“Begin Again”: A Weekly Devotional for a New Year, Week 34

‘Now at Lystra there was a man sitting who could not use his feet. He was crippled from birth and had never walked. He listened to Paul speaking. And Paul, looking intently at him and seeing that he had faith to be made well, said in a loud voice, “Stand upright on your feet.” And he sprang up and began walking.’

Acts 14:8-10

In John’s Gospel, we hear this promise: “Truly, truly, I say to you, whoever believes in me will also do the works that I do; and greater works than these will he do…” (John 14:12) This promise is based on a declaration Jesus makes, earlier in the same chapter: “I am the way, and the truth, and the life. No one comes to the Father except through me.” (14:6) The “greater works” that Jesus promises, is based on the confession that He is “the way, the truth, and the life” – that we cannot know or do God’s work apart from him.

When we read “greater works”, we may wonder: “Greater than being resurrected from the dead? Than raising Lazarus from the dead? Than healing the paralytic through the faith of his friends?”, and so on. But “greater”, here, does not mean better than, mightier than – it means something more like “multiplication”: The Kingdom will advance, multiply, and grow from here, in Israel, to the ends of the earth, and one of the signs that the Kingdom is advancing, will be that God, through us, does what he did in Jesus: “Of the increase of his government and of peace there will be no end, … The zeal of the LORD of hosts will do this.” (Isaiah 9:7)

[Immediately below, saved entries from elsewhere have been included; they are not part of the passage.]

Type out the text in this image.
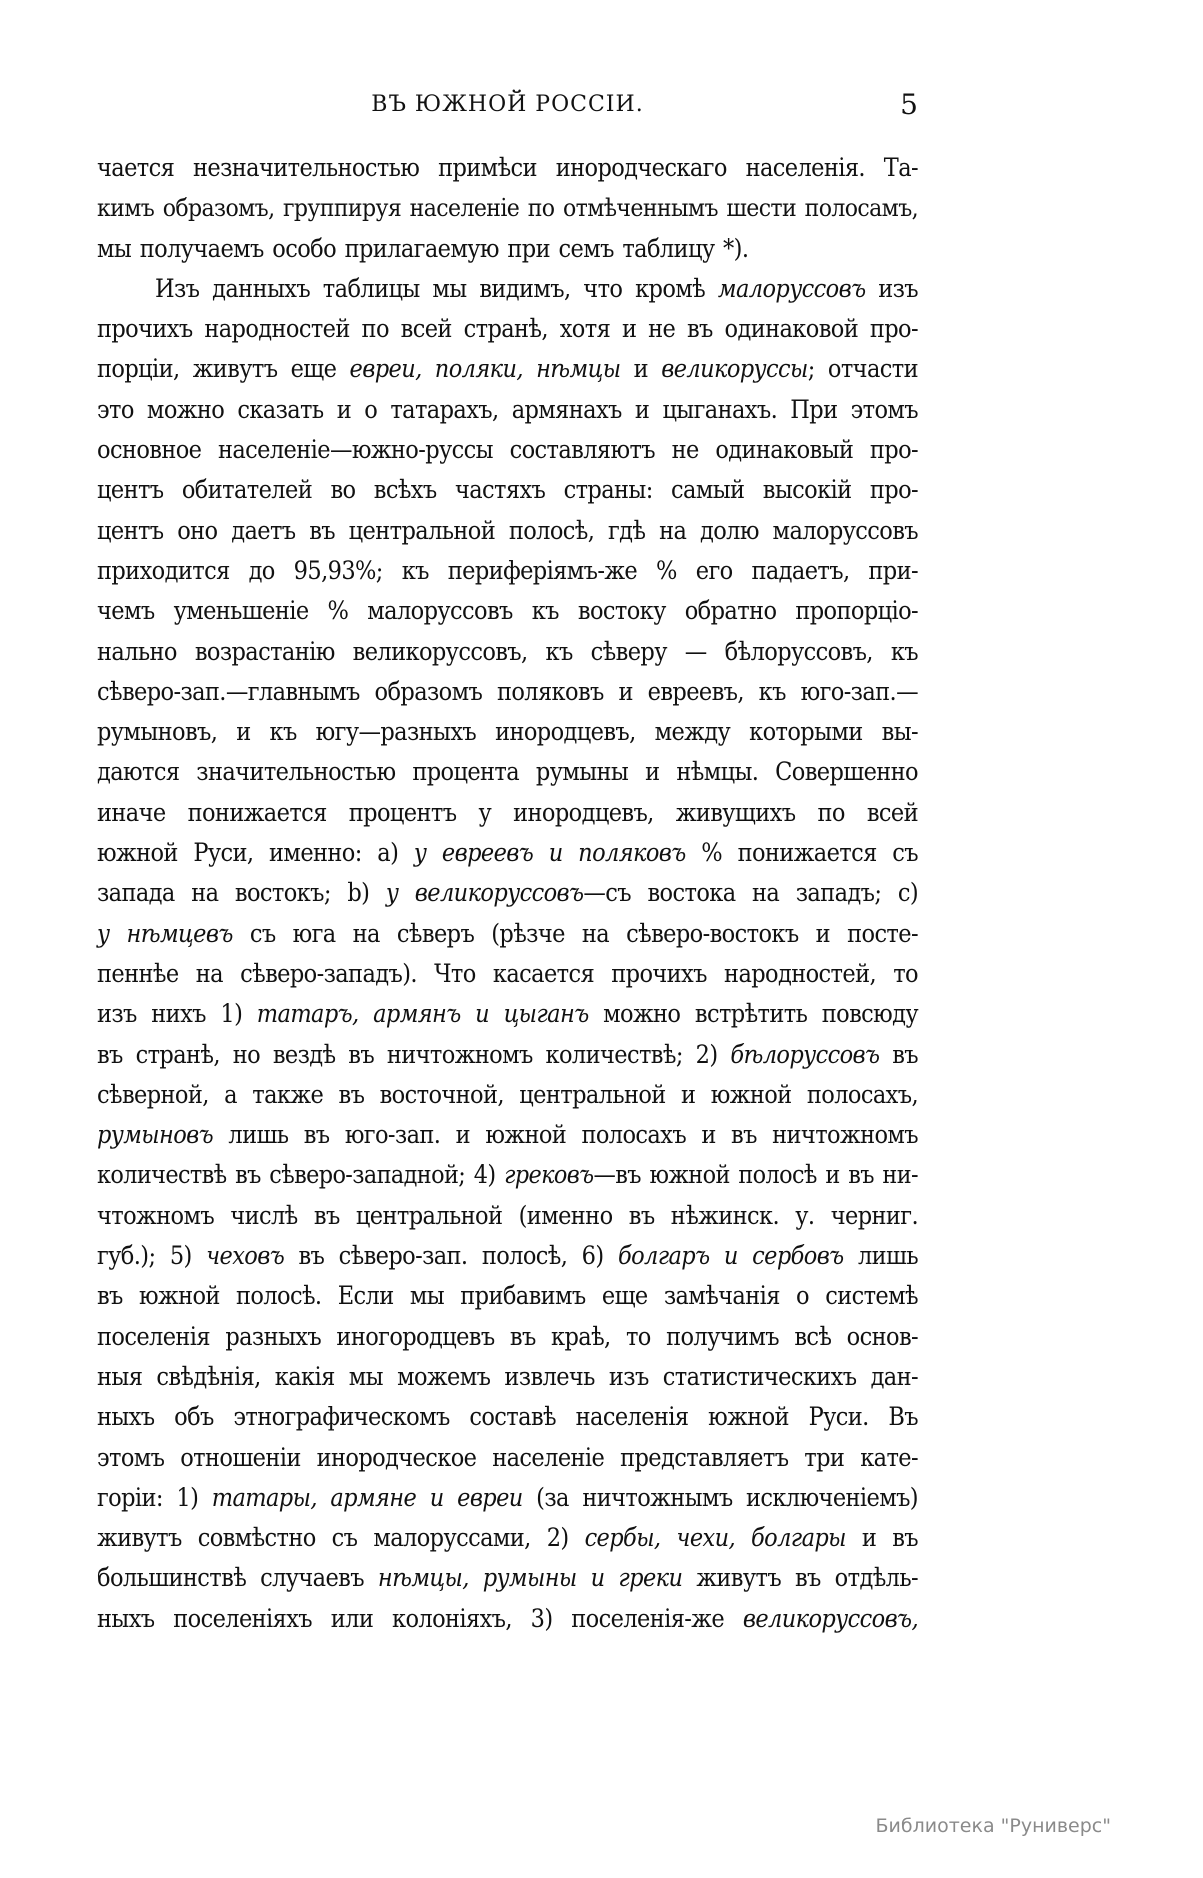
ВЪ ЮЖНОЙ РОССІИ.	5
чается незначительностью примѣси инородческаго населенія. Та-
кимъ образомъ, группируя населеніе по отмѣченнымъ шести полосамъ,
мы получаемъ особо прилагаемую при семъ таблицу *).
Изъ данныхъ таблицы мы видимъ, что кромѣ малоруссовъ изъ
прочихъ народностей по всей странѣ, хотя и не въ одинаковой про-
порціи, живутъ еще евреи, поляки, нѣмцы и великоруссы; отчасти
это можно сказать и о татарахъ, армянахъ и цыганахъ. При этомъ
основное населеніе—южно-руссы составляютъ не одинаковый про-
центъ обитателей во всѣхъ частяхъ страны: самый высокій про-
центъ оно даетъ въ центральной полосѣ, гдѣ на долю малоруссовъ
приходится до 95,93%; къ периферіямъ-же % его падаетъ, при-
чемъ уменьшеніе % малоруссовъ къ востоку обратно пропорціо-
нально возрастанію великоруссовъ, къ сѣверу — бѣлоруссовъ, къ
сѣверо-зап.—главнымъ образомъ поляковъ и евреевъ, къ юго-зап.—
румыновъ, и къ югу—разныхъ инородцевъ, между которыми вы-
даются значительностью процента румыны и нѣмцы. Совершенно
иначе понижается процентъ у инородцевъ, живущихъ по всей
южной Руси, именно: a) у евреевъ и поляковъ % понижается съ
запада на востокъ; b) у великоруссовъ—съ востока на западъ; c)
у нѣмцевъ съ юга на сѣверъ (рѣзче на сѣверо-востокъ и посте-
пеннѣе на сѣверо-западъ). Что касается прочихъ народностей, то
изъ нихъ 1) татаръ, армянъ и цыганъ можно встрѣтить повсюду
въ странѣ, но вездѣ въ ничтожномъ количествѣ; 2) бѣлоруссовъ въ
сѣверной, а также въ восточной, центральной и южной полосахъ,
румыновъ лишь въ юго-зап. и южной полосахъ и въ ничтожномъ
количествѣ въ сѣверо-западной; 4) грековъ—въ южной полосѣ и въ ни-
чтожномъ числѣ въ центральной (именно въ нѣжинск. у. черниг.
губ.); 5) чеховъ въ сѣверо-зап. полосѣ, 6) болгаръ и сербовъ лишь
въ южной полосѣ. Если мы прибавимъ еще замѣчанія о системѣ
поселенія разныхъ иногородцевъ въ краѣ, то получимъ всѣ основ-
ныя свѣдѣнія, какія мы можемъ извлечь изъ статистическихъ дан-
ныхъ объ этнографическомъ составѣ населенія южной Руси. Въ
этомъ отношеніи инородческое населеніе представляетъ три кате-
горіи: 1) татары, армяне и евреи (за ничтожнымъ исключеніемъ)
живутъ совмѣстно съ малоруссами, 2) сербы, чехи, болгары и въ
большинствѣ случаевъ нѣмцы, румыны и греки живутъ въ отдѣль-
ныхъ поселеніяхъ или колоніяхъ, 3) поселенія-же великоруссовъ,
Библиотека "Руниверс"
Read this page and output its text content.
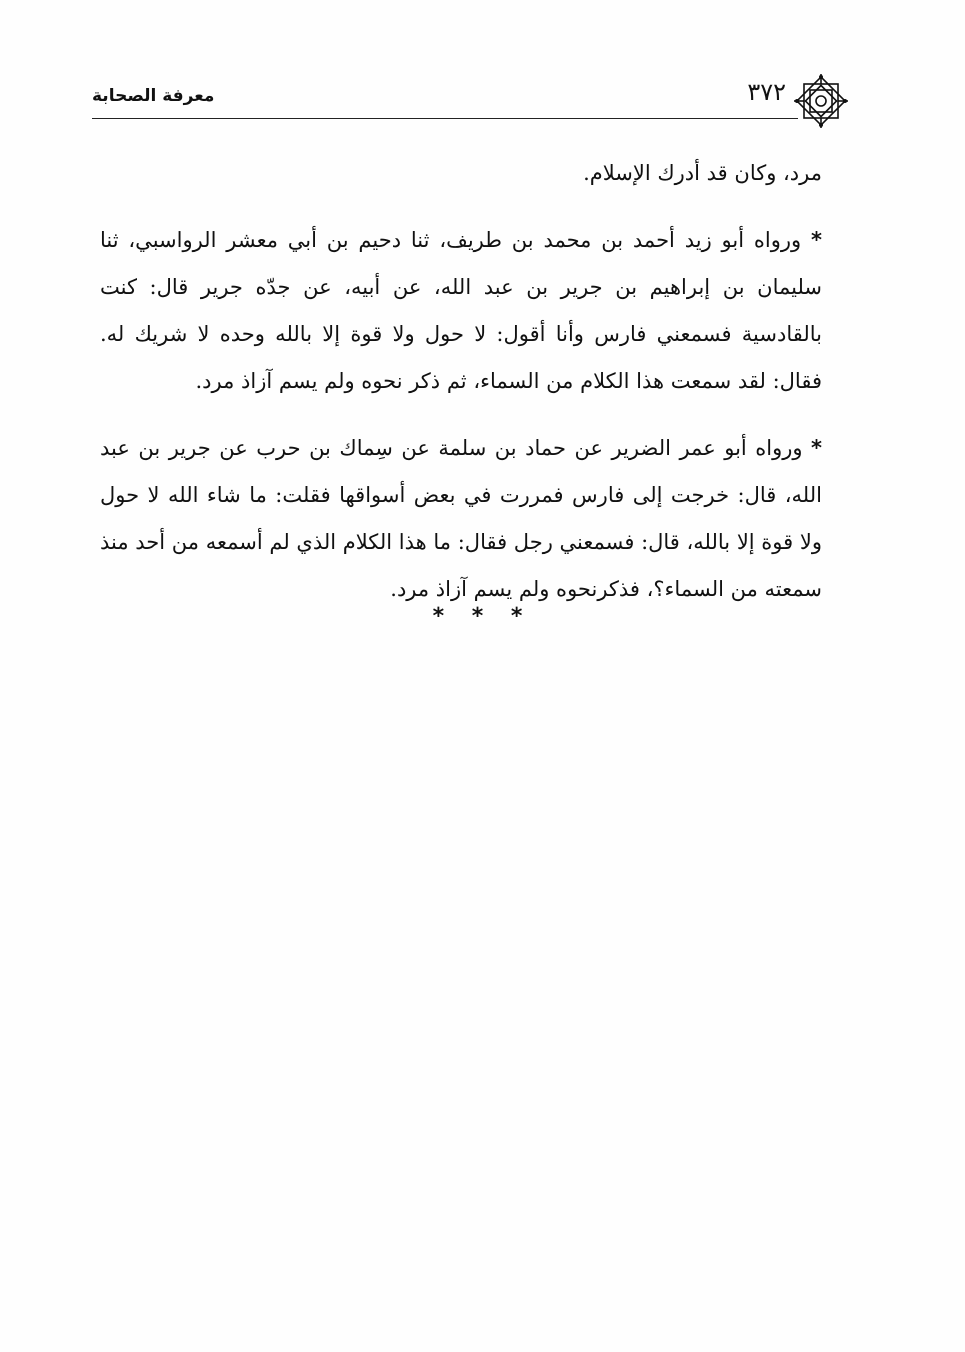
معرفة الصحابة	٣٧٢

مرد، وكان قد أدرك الإسلام.

* ورواه أبو زيد أحمد بن محمد بن طريف، ثنا دحيم بن أبي معشر الرواسبي، ثنا سليمان بن إبراهيم بن جرير بن عبد الله، عن أبيه، عن جدّه جرير قال: كنت بالقادسية فسمعني فارس وأنا أقول: لا حول ولا قوة إلا بالله وحده لا شريك له. فقال: لقد سمعت هذا الكلام من السماء، ثم ذكر نحوه ولم يسم آزاذ مرد.

* ورواه أبو عمر الضرير عن حماد بن سلمة عن سِماك بن حرب عن جرير بن عبد الله، قال: خرجت إلى فارس فمررت في بعض أسواقها فقلت: ما شاء الله لا حول ولا قوة إلا بالله، قال: فسمعني رجل فقال: ما هذا الكلام الذي لم أسمعه من أحد منذ سمعته من السماء؟، فذكرنحوه ولم يسم آزاذ مرد.

* * *
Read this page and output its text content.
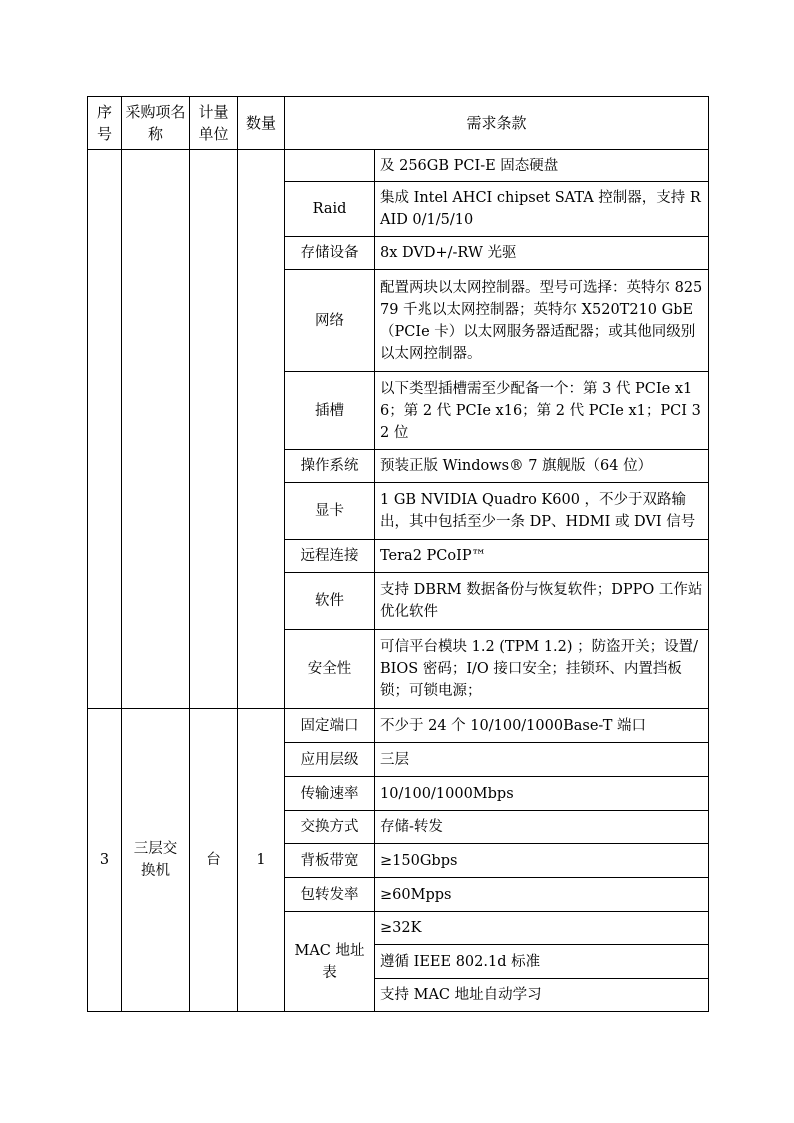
序号	采购项名称	计量单位	数量	需求条款	
					及 256GB PCI-E 固态硬盘
				Raid	集成 Intel AHCI chipset SATA 控制器，支持 RAID 0/1/5/10
				存储设备	8x DVD+/-RW 光驱
				网络	配置两块以太网控制器。型号可选择：英特尔 82579 千兆以太网控制器；英特尔 X520T210 GbE（PCIe 卡）以太网服务器适配器；或其他同级别以太网控制器。
				插槽	以下类型插槽需至少配备一个：第 3 代 PCIe x16；第 2 代 PCIe x16；第 2 代 PCIe x1；PCI 32 位
				操作系统	预装正版 Windows® 7 旗舰版（64 位）
				显卡	1 GB NVIDIA Quadro K600 ，不少于双路输出，其中包括至少一条 DP、HDMI 或 DVI 信号
				远程连接	Tera2 PCoIP™
				软件	支持 DBRM 数据备份与恢复软件；DPPO 工作站优化软件
				安全性	可信平台模块 1.2 (TPM 1.2) ；防盗开关；设置/BIOS 密码；I/O 接口安全；挂锁环、内置挡板锁；可锁电源；
3	三层交换机	台	1	固定端口	不少于 24 个 10/100/1000Base-T 端口
				应用层级	三层
				传输速率	10/100/1000Mbps
				交换方式	存储-转发
				背板带宽	≥150Gbps
				包转发率	≥60Mpps
				MAC 地址表	≥32K
					遵循 IEEE 802.1d 标准
					支持 MAC 地址自动学习
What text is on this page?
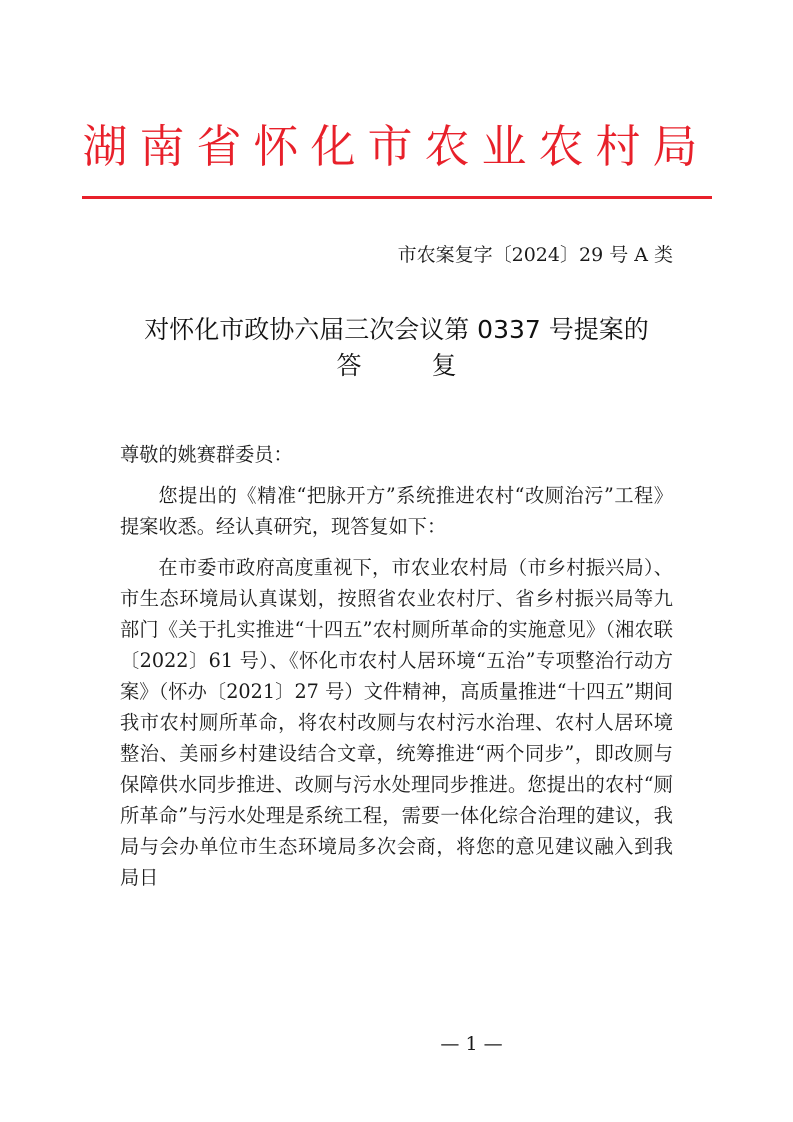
湖南省怀化市农业农村局
市农案复字〔2024〕29 号 A 类
对怀化市政协六届三次会议第 0337 号提案的
答复

尊敬的姚赛群委员：

您提出的《精准“把脉开方”系统推进农村“改厕治污”工程》提案收悉。经认真研究，现答复如下：

在市委市政府高度重视下，市农业农村局（市乡村振兴局）、市生态环境局认真谋划，按照省农业农村厅、省乡村振兴局等九部门《关于扎实推进“十四五”农村厕所革命的实施意见》（湘农联〔2022〕61 号）、《怀化市农村人居环境“五治”专项整治行动方案》（怀办〔2021〕27 号）文件精神，高质量推进“十四五”期间我市农村厕所革命，将农村改厕与农村污水治理、农村人居环境整治、美丽乡村建设结合文章，统筹推进“两个同步”，即改厕与保障供水同步推进、改厕与污水处理同步推进。您提出的农村“厕所革命”与污水处理是系统工程，需要一体化综合治理的建议，我局与会办单位市生态环境局多次会商，将您的意见建议融入到我局日

— 1 —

This is what we see at Lystra, in the miracle that God works through Paul: The man “crippled from birth” hears the Word, and Paul sees that he comes to the hearing of the Word in faith – in expectation. Paul sees the faith of the crippled man, and then the Spirit, through Paul, speaks the Word that accomplishes everything (Isaiah 55:11).

Our God is the one who heals (Exodus 15:26), and he heals by his Word. He can heal in a dramatic encounter, like the one we read about in Acts 14: Paul speaks, and it is done. And we know he heals through more ordinary, but no less miraculous means: The Word of God preached, Sunday by Sunday (Romans 10:14). Which should we seek – the extraordinary or the ordinary? Both. Because Jesus healed in both ways: In dramatic, miraculous encounters, and through “ordinary” teaching that revealed, healed, and transformed his hearers.

When we walk out the healing that begins in accepting Jesus as Lord and Savior, we know it is a life-long journey – we are not made perfect in this life, nor can we make ourselves that. Sunday by Sunday, that is the promise that God makes: By his Word, we will be healed, and we will grow in healing until we are raised again to new life, and are finally whole in the new heavens and the new earth.

Prayer: Lord, I know that I need healing. I am weary. I am sick. I need your help, and your hand to guide me. Please, reach down to me, and take me by the hand. Heal me, as you see fit – either all at once, or slowly, over time. But help me Lord to see in your church, the only place where I will receive your words of eternal life – your Word that saves, heals, restores, and empowers. Amen.